Routinely collected healthcare records were obtained from the Clinical Practice Research Datalink. These included linked primary care and hospital (inpatient, outpatient and A&E) records and death and deprivation data. The data were used to identify young people (12-23 years)with life-limiting conditions, diabetes and no long term conditions. Methods were developed to estimate point of transition from paediatric to adult care by classifying treatment specialties recorded in inpatient and outpatient care as paediatric or adult. These were compared and a favoured method selected. Emergency hospital care use was then compared, pre- and post-transition to adult care for the three groups.
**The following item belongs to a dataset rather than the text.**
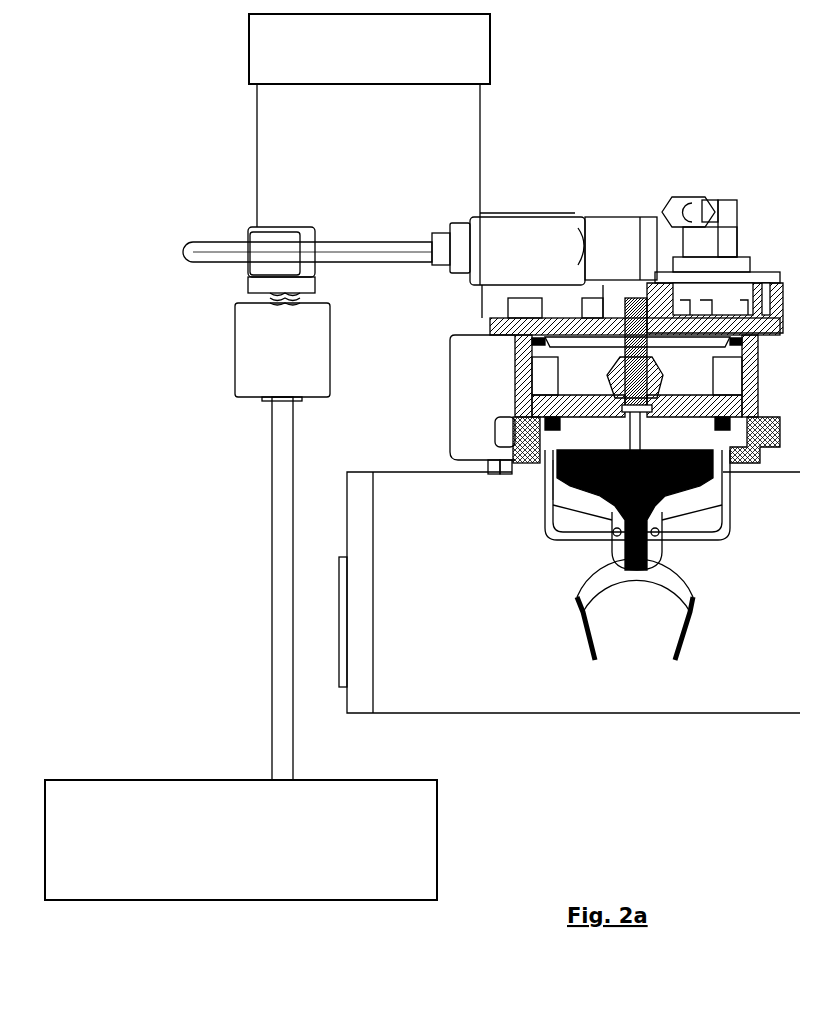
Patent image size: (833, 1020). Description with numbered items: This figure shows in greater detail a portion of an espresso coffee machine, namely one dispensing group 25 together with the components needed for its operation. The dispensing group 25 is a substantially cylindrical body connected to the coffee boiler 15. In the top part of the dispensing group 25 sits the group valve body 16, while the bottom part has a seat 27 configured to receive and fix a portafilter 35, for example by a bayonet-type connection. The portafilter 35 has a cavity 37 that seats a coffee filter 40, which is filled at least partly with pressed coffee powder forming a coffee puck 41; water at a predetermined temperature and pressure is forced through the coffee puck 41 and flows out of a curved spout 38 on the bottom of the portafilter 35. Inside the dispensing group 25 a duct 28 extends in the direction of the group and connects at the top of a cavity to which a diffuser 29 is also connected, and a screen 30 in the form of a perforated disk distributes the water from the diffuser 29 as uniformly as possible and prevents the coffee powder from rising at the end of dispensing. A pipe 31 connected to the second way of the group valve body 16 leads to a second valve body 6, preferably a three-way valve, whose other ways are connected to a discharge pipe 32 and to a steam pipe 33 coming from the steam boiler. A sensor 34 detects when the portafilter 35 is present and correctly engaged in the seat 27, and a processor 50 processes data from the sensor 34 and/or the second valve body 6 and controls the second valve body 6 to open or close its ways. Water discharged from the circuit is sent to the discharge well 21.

The last inpatient or outpatient record classified as paediatric care was chosen as the transition point. Simulation showed that this had the potential for far greater sensitivity to changes at transition (~20% difference in detected effect size) than using a simple age cut-off. Application of the method to the data showed significant increases in emergency inpatient admissions (by 29%, 95% confidence interval 14-46%) and A&E visits (by 24%, 95% confidence interval 12-38%) post- compared to pre-transition in the life-limiting conditions group, but no increases for the diabetes or no long term conditions groups, suggesting that transition has little effect for these groups.
Linked, routinely collected healthcare records, combined with estimating transition point from the data, provide a more sensitive method for detecting changes at transition with reduced risk of misclassification bias. There is an increase in emergency care after transition, with negative effects on young people, families and cost implications for providers.